In recent years, fireworks have been one of the leading causes of injuries serious enough to require hospital emergency room treatment. There were 12 documented injuries attributed to the misuse of fireworks in the State of Louisiana during the 2014 season thus far. Fireworks can result in severe burns, fractures, scars, lifelong disfigurement, or even death. The thousands of serious injuries each year typically harm the eyes, head, or hands and are mostly reported in states, such as Louisiana, where fireworks are legal. Even sparklers, which are considered by many to be harmless, can reach temperatures in excess of 1200 degrees Fahrenheit.

Wooded areas, homes, and even automobiles have become engulfed in flames because of fireworks. Firework-related fires have typically caused at least $27 million in property loss nationally (not adjusted for inflation) in recent years.

A substantial portion of the property loss is due to fireworks typically involving bottle rockets or other fireworks such as rockets/aerial devices. Rockets can land on rooftops or wedge within certain structures and still retain enough heat to cause a fire. Louisiana fire departments have reported 33 fires that have been caused by fireworks thus far in the 2014 season. “A family’s home represents the work of a lifetime,” said State Fire Marshal Browning. “Losing your home or having a family member seriously injured because of a fireworks accident would be disastrous.”

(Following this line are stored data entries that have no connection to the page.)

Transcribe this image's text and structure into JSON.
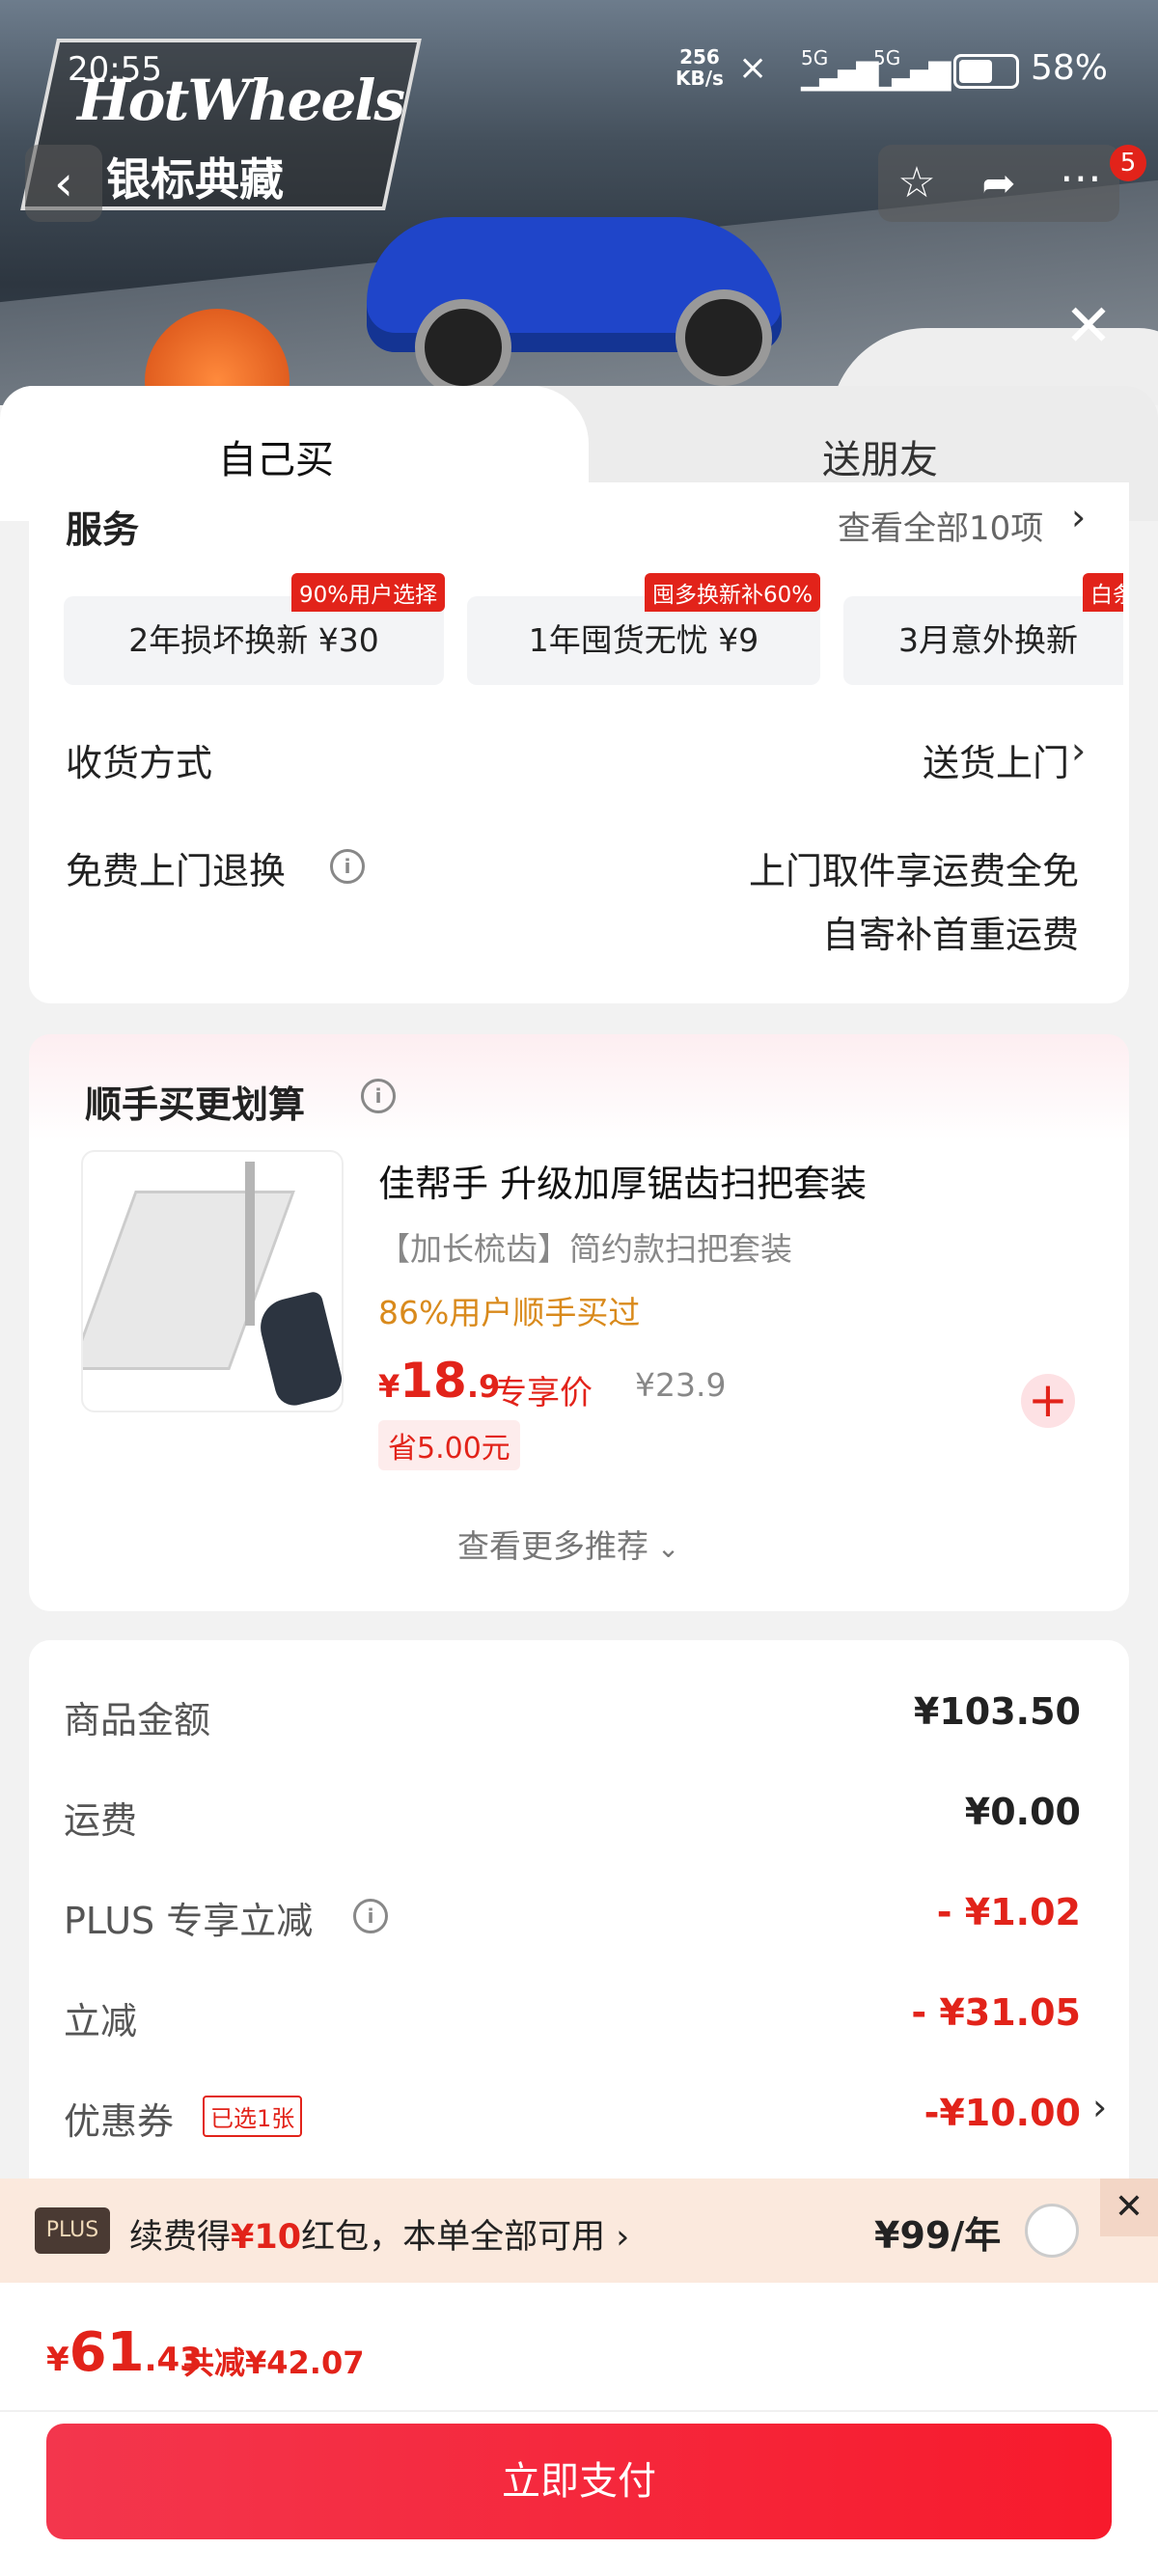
{
  "status_bar": {
    "time": "20:55",
    "net_speed": "256\nKB/s",
    "net_speed_top": "256",
    "net_speed_bottom": "KB/s",
    "signal1": "5G",
    "signal2": "5G",
    "battery": "58%"
  },
  "banner": {
    "brand": "HotWheels",
    "series": "银标典藏",
    "badge_count": "5"
  },
  "tabs": {
    "self": "自己买",
    "gift": "送朋友"
  },
  "services": {
    "title": "服务",
    "view_all": "查看全部10项",
    "items": [
      {
        "label": "2年损坏换新  ¥30",
        "tag": "90%用户选择"
      },
      {
        "label": "1年囤货无忧  ¥9",
        "tag": "囤多换新补60%"
      },
      {
        "label": "3月意外换新",
        "tag": "白条"
      }
    ]
  },
  "delivery": {
    "label": "收货方式",
    "value": "送货上门"
  },
  "return": {
    "label": "免费上门退换",
    "line1": "上门取件享运费全免",
    "line2": "自寄补首重运费"
  },
  "addon": {
    "section_title": "顺手买更划算",
    "product_name": "佳帮手 升级加厚锯齿扫把套装",
    "product_desc": "【加长梳齿】简约款扫把套装",
    "buy_rate": "86%用户顺手买过",
    "price_symbol": "¥",
    "price_int": "18",
    "price_dec": ".9",
    "price_tag": "专享价",
    "orig_price": "¥23.9",
    "save": "省5.00元",
    "more": "查看更多推荐"
  },
  "summary": {
    "rows": [
      {
        "label": "商品金额",
        "value": "¥103.50"
      },
      {
        "label": "运费",
        "value": "¥0.00"
      },
      {
        "label": "PLUS 专享立减",
        "value": "- ¥1.02"
      },
      {
        "label": "立减",
        "value": "- ¥31.05"
      },
      {
        "label": "优惠券",
        "value": "-¥10.00",
        "tag": "已选1张"
      }
    ]
  },
  "plus_bar": {
    "badge": "PLUS",
    "text_pre": "续费得",
    "text_amount": "¥10",
    "text_post": "红包，本单全部可用",
    "price": "¥99/年"
  },
  "total": {
    "symbol": "¥",
    "int": "61",
    "dec": ".43",
    "discount": "共减¥42.07"
  },
  "pay_button": "立即支付",
  "colors": {
    "accent": "#e2231a",
    "orange": "#d98a1c",
    "pay_gradient_start": "#f3364d",
    "pay_gradient_end": "#f71a2c"
  }
}
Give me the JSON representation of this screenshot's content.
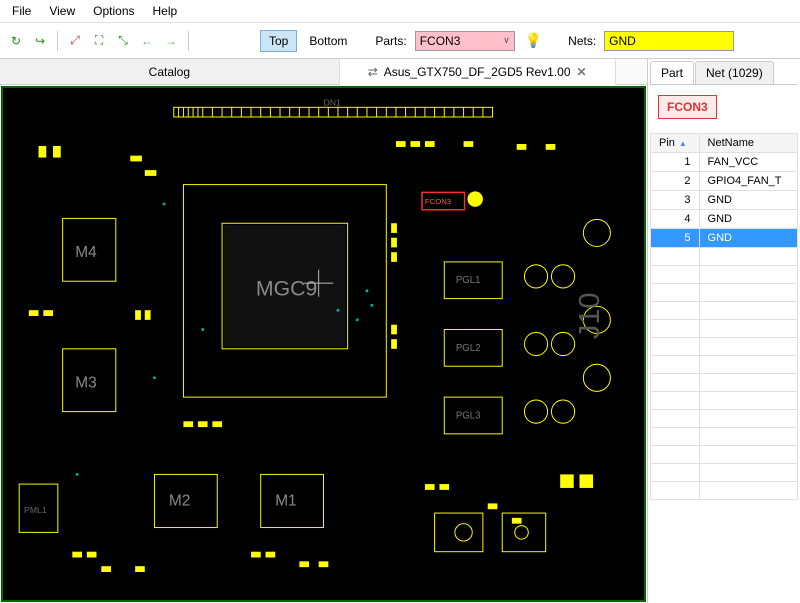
{
  "menu": {
    "items": [
      "File",
      "View",
      "Options",
      "Help"
    ]
  },
  "toolbar": {
    "layer_top": "Top",
    "layer_bottom": "Bottom",
    "parts_label": "Parts:",
    "parts_value": "FCON3",
    "nets_label": "Nets:",
    "nets_value": "GND"
  },
  "tabs": {
    "catalog": "Catalog",
    "board": "Asus_GTX750_DF_2GD5 Rev1.00"
  },
  "board": {
    "labels": {
      "mgc9": "MGC9",
      "m1": "M1",
      "m2": "M2",
      "m3": "M3",
      "m4": "M4",
      "pgl1": "PGL1",
      "pgl2": "PGL2",
      "pgl3": "PGL3",
      "pml1": "PML1",
      "j10": "J10",
      "dn1": "DN1",
      "fcon3": "FCON3"
    }
  },
  "sidebar": {
    "tab_part": "Part",
    "tab_net": "Net (1029)",
    "selected_part": "FCON3",
    "col_pin": "Pin",
    "col_net": "NetName",
    "rows": [
      {
        "pin": "1",
        "net": "FAN_VCC"
      },
      {
        "pin": "2",
        "net": "GPIO4_FAN_T"
      },
      {
        "pin": "3",
        "net": "GND"
      },
      {
        "pin": "4",
        "net": "GND"
      },
      {
        "pin": "5",
        "net": "GND"
      }
    ],
    "selected_row": 4
  }
}
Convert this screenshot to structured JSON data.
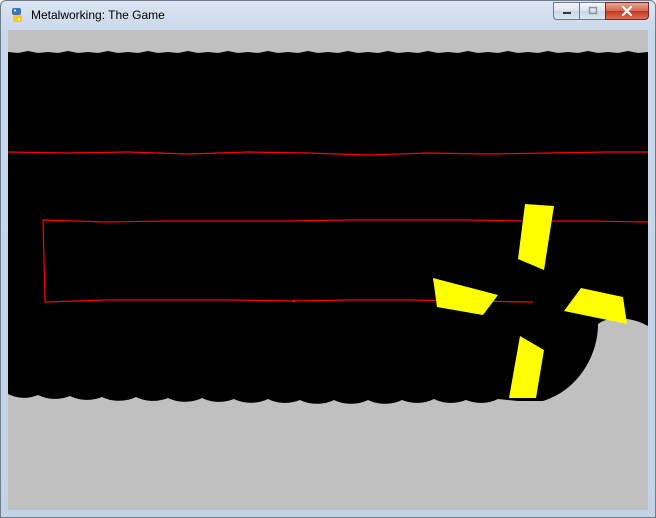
{
  "window": {
    "title": "Metalworking: The Game",
    "app_icon": "python-snake-icon",
    "controls": [
      "minimize-icon",
      "maximize-icon",
      "close-icon"
    ]
  },
  "game": {
    "colors": {
      "background": "#c0c0c0",
      "metal": "#000000",
      "cut_lines": "#ff0000",
      "blade": "#ffff00"
    }
  }
}
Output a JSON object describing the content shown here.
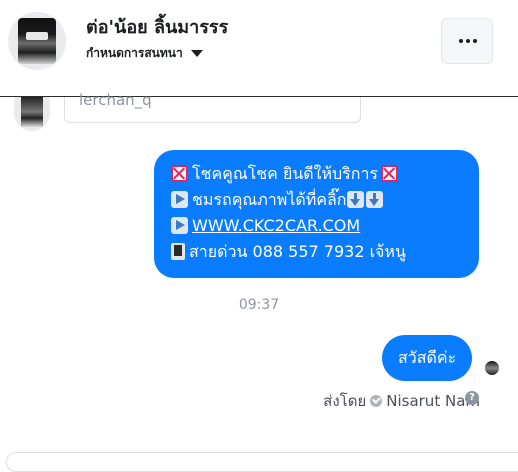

There are safer alternatives to using fireworks this holiday season, if the public wants an alternative. Public firework displays are one of those alternatives. These are conducted by trained and licensed professionals. They are the smartest and safest fireworks alternative for everyone. They are established under controlled settings and regulations. Clearly, fireworks are capable of devastating and fatal injuries.

Public displays (unless permitted through the Office of State Fire Marshal or local jurisdiction having authority to do so by this office) and retail sales are prohibited in the following parishes: St. Charles, Orleans, East Baton Rouge, and Terrebonne.

Concerning age requirements, Fire Marshal Browning advised that state law prohibits anyone from offering to sell or selling fireworks to any child under the age of fifteen (15). Fire Marshal Browning adds that parents may be held liable for any damages or injuries caused by their children’s illegal use of fireworks. He further advises that anyone found selling fireworks without a proper permit from the Office of the State Fire Marshal will be ordered to “cease and desist” operations until a proper permit has been obtained and properly posted. Browning stated that his deputies will be inspecting fireworks stands during the retail season to ensure they meet the minimum requirements for fire safety and registration.

Browning said, “Due to the fire hazard as well as the inherent risk of injury involved in fireworks, citizens are urged to use extreme caution when handling fireworks to ensure a safe, fire-free holiday. The few moments of pleasure consumer fireworks bring are not worth the risk of property loss, injury, or death. Avoid needless risks.”

“Let’s Work Together in Keeping Louisiana Safe!”